The upcoming Fusion processors raises some questions from the OpenCL point of view. Maybe it's too early to start worrying about it but perhaps this is the chance developers have to express expectations in an earlier stage.
1 - Will the GPU part be able to have direct access to RAM memory? Currently it is known that data transfer to OpenCL Device is very time-consuming.
2 - Will OpenCL see Fusion's GPU and CPU as two independent devices? I would think so because it may be hard to tell which code works best on CPU and GPU.
3 - Will the GPU and CPU share L1/L2 cache? Again, we may want to manipulate buffers using the GPU and then recover them directly in a serial code which is running on the CPU.
4 - If a Fusion processor has, say, 4 CPU cores and 5 GPU workgroups, will it be possible to use 1 core as scheduler and use device fission to use each remaining core/workgroup separatedly?

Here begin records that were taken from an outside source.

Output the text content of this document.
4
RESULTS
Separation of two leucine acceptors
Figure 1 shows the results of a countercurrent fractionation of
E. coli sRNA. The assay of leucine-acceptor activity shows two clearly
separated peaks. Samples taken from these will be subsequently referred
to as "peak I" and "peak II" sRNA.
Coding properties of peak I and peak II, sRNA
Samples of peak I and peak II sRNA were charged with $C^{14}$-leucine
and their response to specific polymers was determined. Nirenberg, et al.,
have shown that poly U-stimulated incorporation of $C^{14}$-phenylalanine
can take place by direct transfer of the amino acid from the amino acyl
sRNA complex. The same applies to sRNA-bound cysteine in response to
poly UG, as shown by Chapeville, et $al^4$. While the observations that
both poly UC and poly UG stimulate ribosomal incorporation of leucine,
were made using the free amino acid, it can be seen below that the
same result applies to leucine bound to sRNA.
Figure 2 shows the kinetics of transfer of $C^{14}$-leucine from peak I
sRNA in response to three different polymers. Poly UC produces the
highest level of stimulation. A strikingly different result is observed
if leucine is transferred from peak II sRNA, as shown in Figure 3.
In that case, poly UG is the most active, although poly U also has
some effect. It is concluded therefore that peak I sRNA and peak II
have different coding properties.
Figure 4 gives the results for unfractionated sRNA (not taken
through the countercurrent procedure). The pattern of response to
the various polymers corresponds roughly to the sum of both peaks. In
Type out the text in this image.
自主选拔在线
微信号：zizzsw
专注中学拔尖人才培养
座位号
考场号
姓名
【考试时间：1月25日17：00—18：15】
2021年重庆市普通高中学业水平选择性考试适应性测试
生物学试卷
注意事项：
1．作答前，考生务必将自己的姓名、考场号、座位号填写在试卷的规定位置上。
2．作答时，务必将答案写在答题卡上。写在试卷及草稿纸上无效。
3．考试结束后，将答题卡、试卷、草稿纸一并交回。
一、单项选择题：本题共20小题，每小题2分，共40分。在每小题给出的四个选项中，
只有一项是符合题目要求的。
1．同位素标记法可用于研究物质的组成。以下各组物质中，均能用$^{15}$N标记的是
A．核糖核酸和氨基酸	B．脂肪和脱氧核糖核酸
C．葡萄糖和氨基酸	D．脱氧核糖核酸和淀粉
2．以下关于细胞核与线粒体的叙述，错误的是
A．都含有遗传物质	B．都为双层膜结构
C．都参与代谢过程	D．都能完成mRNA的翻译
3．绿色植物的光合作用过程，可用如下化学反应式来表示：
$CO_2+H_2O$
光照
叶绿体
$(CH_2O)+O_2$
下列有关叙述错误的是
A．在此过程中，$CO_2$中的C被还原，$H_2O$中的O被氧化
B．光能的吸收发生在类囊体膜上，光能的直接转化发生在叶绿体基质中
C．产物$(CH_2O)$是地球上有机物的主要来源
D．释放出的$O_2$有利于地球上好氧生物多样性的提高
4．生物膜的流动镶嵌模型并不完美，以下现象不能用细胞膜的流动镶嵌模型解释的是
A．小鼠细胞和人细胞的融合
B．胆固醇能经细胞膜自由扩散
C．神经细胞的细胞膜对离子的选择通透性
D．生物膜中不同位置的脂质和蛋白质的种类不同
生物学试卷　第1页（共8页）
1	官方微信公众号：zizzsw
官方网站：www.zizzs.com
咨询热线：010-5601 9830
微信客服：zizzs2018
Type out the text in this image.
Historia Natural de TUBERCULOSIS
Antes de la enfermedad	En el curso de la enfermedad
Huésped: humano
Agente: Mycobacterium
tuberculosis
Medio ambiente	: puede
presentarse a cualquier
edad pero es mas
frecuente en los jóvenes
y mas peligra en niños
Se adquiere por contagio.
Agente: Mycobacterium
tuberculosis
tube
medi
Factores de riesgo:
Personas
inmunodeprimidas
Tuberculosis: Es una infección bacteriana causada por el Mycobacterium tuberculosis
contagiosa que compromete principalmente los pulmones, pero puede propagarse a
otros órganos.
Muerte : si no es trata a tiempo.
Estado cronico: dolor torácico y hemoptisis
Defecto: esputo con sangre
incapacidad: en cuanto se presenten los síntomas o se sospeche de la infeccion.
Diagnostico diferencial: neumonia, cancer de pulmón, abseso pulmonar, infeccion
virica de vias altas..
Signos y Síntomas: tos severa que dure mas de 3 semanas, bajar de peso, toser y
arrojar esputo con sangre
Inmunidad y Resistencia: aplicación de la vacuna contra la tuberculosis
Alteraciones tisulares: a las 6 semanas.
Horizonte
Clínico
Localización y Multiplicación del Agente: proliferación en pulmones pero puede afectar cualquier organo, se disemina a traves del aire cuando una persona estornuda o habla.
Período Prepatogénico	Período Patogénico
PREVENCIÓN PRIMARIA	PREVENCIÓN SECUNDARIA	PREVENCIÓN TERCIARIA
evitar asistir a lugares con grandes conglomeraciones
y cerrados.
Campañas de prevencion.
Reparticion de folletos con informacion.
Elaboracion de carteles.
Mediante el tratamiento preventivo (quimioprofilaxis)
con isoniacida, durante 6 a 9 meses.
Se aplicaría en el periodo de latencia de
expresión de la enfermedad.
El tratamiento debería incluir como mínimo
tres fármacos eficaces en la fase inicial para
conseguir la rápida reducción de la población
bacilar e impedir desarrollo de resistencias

I imagine that in the future multiple applications will use the GPU and CPU and none of them should consume all resources.
I have asked some similar questions some time back, but not many (zero) relevant answers arrived. But let me explain my opinion:
1 - Most likely it will do just that. Upon creating buffers, it will just pass a pointer to a RAM location, because there will be no side-port memory for APUs. That is why I suggested about half a year ago, that GPUs inside an APU should be seen as some other device , not a GPU (there is a defined device type ACCELERATOR in OpenCL, maybe this would be the place to use it), becuase these devices differ from regular GPUs, because there is no PCIe bus, and this allows major optimizations, or let's the programmer do much magic.
2 - Most likely. Only Intel is trying to create c++ copmilers that recognize parallelizable code inside a program, and recompile it in a manner, that parallel part is automatically is executed on the internal GPU. To OpenCL however (even Intel OpenCL SDK), it will most likely be 2 devices, because they are to be programmed a lot differently.
3 - Most likely not. L1 cache is definately for the CPU only, and my guess is that the GPU will not be able to allocate L2 cache for itself. The GPU will have it's own cache with regular O(kB) size. Sharing caches in the way you would like to use it is definately impossible. With OpenCL you will access RAM through buffers, and even if you use USE_HOST_PTR flag with buffer, the cache handle I believe won't be able to recognize, that the memory it is trying to read is the same as the contents of the buffer. It is not impossible, it might even be true (but only when using USE_HOST_PTR), but there is such a thing as too good to be true.
4 - I do not quite understand what you want to say here. APUs won't have as many multi-processors that any application couldn't make proper use of all of the processing elements. The program is written best, if one use of the GPU uses all of it's processors and the handling of multitasking is up to the thread scheduler. Most likely it can do the job better than I would be able to.